Que le jeune homme ne diffère point l’étude de la philosophie ; que le vieillard ne s’en lasse pas ; car il n’est jamais trop tôt ni trop tard pour recourir au remède de l’âme. Prétendre qu’il n’est pas temps encore de s’adonner à la philosophie, ou qu’il est trop tard, c’est prétendre qu’il est trop tôt pour être heureux, ou qu’il n’est plus temps. Jeune ou vieux, on a également besoin de la philosophie : vieux, pour se rajeunir au bonheur par le souvenir du passé ; jeune, afin que, considérant l’avenir sans inquiétude, on jouisse à la fois des avantages de la jeunesse et de ceux de la vieillesse. Méditons donc sur les vraies sources du bonheur ; car avec lui nous possédons tout ; le bonheur absent, nous faisons tout pour l’atteindre. Conforme-toi aux principes que je t’ai souvent inculqués ; médite-les et sois bien persuadé que ce sont là les véritables sources de la félicité.

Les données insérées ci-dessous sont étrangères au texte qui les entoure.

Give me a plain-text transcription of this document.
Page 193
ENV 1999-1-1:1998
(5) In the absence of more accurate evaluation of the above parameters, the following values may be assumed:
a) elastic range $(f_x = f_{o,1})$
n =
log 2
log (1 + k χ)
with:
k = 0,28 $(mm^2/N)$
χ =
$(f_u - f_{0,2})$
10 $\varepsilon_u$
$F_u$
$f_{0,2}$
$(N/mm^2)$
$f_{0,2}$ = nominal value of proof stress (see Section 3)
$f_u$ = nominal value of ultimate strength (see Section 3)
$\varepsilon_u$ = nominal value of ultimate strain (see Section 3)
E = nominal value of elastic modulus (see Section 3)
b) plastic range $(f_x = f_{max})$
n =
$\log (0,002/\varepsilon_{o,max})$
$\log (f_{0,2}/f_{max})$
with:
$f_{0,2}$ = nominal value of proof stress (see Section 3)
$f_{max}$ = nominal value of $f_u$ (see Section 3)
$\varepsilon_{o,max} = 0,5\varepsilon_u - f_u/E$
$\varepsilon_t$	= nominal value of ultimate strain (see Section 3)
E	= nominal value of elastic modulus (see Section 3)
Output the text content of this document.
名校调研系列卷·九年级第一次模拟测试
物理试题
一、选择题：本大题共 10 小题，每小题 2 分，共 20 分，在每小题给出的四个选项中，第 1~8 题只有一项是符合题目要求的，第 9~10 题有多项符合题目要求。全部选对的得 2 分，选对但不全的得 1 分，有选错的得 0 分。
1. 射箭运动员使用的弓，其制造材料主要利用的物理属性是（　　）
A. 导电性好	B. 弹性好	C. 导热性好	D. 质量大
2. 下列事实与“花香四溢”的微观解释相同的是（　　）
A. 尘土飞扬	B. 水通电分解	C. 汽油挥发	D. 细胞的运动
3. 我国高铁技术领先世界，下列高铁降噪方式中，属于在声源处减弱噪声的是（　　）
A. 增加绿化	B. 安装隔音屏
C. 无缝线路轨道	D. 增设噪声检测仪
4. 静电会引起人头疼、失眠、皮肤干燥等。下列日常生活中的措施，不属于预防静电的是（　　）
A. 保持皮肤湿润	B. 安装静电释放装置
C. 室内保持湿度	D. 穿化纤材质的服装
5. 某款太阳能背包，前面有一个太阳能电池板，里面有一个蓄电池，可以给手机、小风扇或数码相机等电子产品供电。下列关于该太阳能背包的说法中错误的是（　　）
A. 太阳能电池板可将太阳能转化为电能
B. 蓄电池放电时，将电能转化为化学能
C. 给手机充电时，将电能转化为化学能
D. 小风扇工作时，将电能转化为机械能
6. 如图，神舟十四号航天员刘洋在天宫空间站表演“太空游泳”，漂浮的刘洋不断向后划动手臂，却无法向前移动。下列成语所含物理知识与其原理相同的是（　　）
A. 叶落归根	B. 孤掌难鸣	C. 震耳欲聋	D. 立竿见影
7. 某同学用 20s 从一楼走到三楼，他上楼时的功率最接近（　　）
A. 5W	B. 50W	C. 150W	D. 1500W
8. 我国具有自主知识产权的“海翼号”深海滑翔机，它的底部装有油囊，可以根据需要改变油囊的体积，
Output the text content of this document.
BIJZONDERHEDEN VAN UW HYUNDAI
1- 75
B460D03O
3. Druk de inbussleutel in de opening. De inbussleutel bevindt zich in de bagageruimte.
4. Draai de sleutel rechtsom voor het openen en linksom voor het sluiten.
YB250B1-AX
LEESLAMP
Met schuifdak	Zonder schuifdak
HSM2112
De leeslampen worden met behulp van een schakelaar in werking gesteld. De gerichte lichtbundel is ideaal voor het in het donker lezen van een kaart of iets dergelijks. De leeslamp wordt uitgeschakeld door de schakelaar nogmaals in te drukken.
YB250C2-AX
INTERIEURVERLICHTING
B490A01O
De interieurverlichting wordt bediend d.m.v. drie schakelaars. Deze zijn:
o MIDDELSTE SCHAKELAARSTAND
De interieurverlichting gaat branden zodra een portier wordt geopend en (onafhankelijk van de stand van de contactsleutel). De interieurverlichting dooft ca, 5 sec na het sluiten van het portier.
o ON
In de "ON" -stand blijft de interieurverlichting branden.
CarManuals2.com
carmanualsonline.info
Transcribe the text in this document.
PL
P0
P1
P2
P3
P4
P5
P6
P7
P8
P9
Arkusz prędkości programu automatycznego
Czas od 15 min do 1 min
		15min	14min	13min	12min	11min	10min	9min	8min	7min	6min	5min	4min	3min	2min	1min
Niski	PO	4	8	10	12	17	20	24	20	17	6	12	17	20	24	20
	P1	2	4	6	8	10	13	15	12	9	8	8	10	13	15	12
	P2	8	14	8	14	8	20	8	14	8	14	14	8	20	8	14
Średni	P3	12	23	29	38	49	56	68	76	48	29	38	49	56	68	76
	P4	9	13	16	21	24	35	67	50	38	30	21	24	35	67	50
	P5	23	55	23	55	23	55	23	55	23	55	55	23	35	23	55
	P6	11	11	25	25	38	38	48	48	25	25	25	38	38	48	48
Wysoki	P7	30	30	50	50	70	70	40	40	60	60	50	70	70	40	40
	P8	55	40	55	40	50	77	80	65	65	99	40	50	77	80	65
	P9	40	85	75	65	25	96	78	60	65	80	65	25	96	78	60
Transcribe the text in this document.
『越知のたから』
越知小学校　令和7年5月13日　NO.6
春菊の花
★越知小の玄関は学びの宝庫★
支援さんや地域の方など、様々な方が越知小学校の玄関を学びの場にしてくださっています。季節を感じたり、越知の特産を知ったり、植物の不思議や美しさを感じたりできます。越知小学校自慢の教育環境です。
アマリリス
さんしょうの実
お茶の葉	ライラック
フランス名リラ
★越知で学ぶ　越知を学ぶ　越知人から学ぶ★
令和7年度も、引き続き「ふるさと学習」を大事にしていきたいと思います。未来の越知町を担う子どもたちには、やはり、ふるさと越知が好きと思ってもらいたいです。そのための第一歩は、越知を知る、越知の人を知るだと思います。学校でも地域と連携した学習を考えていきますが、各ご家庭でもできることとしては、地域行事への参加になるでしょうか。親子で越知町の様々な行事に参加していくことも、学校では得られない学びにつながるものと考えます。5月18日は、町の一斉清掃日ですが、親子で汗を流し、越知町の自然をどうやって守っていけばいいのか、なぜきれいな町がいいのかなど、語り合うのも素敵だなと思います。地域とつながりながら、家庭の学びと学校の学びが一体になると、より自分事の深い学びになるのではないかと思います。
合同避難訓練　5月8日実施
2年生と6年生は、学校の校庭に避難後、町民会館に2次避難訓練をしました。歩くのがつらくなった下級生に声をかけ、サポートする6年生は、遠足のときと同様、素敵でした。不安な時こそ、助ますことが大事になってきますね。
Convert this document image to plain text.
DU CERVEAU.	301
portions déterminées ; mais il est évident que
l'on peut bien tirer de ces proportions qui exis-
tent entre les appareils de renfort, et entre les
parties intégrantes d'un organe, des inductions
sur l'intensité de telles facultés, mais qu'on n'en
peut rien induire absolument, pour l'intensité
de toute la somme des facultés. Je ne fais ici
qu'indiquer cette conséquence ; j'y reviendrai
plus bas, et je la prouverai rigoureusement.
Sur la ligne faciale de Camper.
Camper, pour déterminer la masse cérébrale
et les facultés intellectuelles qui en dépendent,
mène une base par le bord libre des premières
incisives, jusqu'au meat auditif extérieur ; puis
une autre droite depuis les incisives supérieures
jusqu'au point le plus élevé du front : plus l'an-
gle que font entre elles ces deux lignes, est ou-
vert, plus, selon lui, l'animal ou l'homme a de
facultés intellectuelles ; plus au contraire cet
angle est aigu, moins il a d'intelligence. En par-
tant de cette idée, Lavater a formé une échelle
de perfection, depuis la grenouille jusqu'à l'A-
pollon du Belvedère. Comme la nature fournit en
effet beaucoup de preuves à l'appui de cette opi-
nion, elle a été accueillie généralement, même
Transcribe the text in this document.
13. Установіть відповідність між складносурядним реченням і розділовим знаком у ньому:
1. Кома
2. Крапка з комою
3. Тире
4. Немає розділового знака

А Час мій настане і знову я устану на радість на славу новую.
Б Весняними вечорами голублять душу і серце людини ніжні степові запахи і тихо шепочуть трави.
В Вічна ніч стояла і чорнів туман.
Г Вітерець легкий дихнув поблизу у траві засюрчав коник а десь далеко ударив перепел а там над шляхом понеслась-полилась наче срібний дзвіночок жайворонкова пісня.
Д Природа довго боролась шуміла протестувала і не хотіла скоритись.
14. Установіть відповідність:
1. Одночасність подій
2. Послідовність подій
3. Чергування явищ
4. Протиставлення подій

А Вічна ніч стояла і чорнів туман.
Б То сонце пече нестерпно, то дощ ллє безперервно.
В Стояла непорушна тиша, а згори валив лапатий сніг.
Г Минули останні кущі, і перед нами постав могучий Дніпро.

Avant tout, tu dois croire que Dieu est un être immortel et souverainement heureux, comme le proclame du reste l’opinion vulgaire. Écarte de l’idée de Dieu tout ce qui ne s’accorde ni avec l’immortalité, ni avec la félicité parfaite, et rattaches-y au contraire tout ce qui est compatible avec ces attributs ; car il existe des dieux ; la notion claire et distincte que nous en avons le prouve assez ; mais ils ne sont point tels que le conçoit la multitude, car les hommages que leur adresse le vulgaire ne s’accordent point avec l’idée qu’il s’en fait. L’homme impie n’est pas celui qui rejette les dieux de la multitude, mais bien celui qui accepte sur les dieux les vaines opinions du vulgaire ; car les croyances de la foule ne sont pas des notions claires et distinctes ; ce ne sont que des suppositions sans fondement. Ils appliquent aux dieux leurs propres passions et les font à leur image ; c’est aux dieux qu’ils attribuent les biens et les maux qui arrivent aux bons et aux méchants ; en un mot, ils regardent comme incompatible avec la nature divine tout ce qui n’est pas conforme à l’humanité.

Fais-toi aussi une habitude de penser que la mort est pour nous chose indifférente ; car tout bien et tout mal consistent dans le sentiment ; et la mort est-elle autre chose que la privation du sentiment ? La ferme persuasion que la mort n’a rien qui nous concerne nous permet de jouir heureusement de cette vie mortelle. Si à cette conviction ne se joint pas l’espérance de l’immortalité, toujours est-il qu’elle nous empêche d’envisager la mort avec crainte et regret. En effet, la vie n’a plus de douleurs pour celui qui est véritablement persuadé que la mort n’est pas un mal. Il y a donc sottise à dire qu’on craint la mort, non point à cause des maux attachés à la mort elle-même, mais pour les soucis que cause son attente ; car on s’afflige à tort par la seule pensée d’une chose qui, en elle-même, n’est pas un mal. Ainsi, le plus poignant de tous les maux, la mort, n’est rien pour nous, puisque quand nous existons la mort n’est pas, et quand la mort est venue, nous ne sommes plus. La mort n’intéresse donc ni les vivants, ni ceux qui ont quitté la vie ; pour les premiers elle n’est pas, et les autres ne sont plus. Le vulgaire craint la mort, parce qu’il l’envisage tantôt comme le plus grand des maux, tantôt comme la privation des jouissances de la vie. Mais le sage ne craint pas de ne plus vivre ; car il sait qu’il n’est point dans sa nature d’exister toujours, et d’un autre côté il ne regarde pas comme un mal de ne plus vivre. De même qu’on ne choisit pas la nourriture la plus abondante, mais bien la plus agréable ; de même le sage mesure le bonheur non pas au temps, mais aux jouissances qu’il procure. Quant à ceux qui proclament que la vie est un bien pour le jeune homme, et la mort un bien pour le vieillard, ils s’abusent étrangement ; non seulement parce que la vie est toujours un bien, mais aussi parce que bien vivre et bien mourir sont une seule et même chose. Il est plus absurde encore celui qui dit : Ce serait un bien de n’être pas né. Mais une fois entré dans la vie, il faut franchir au plus vite les portes des enfers […].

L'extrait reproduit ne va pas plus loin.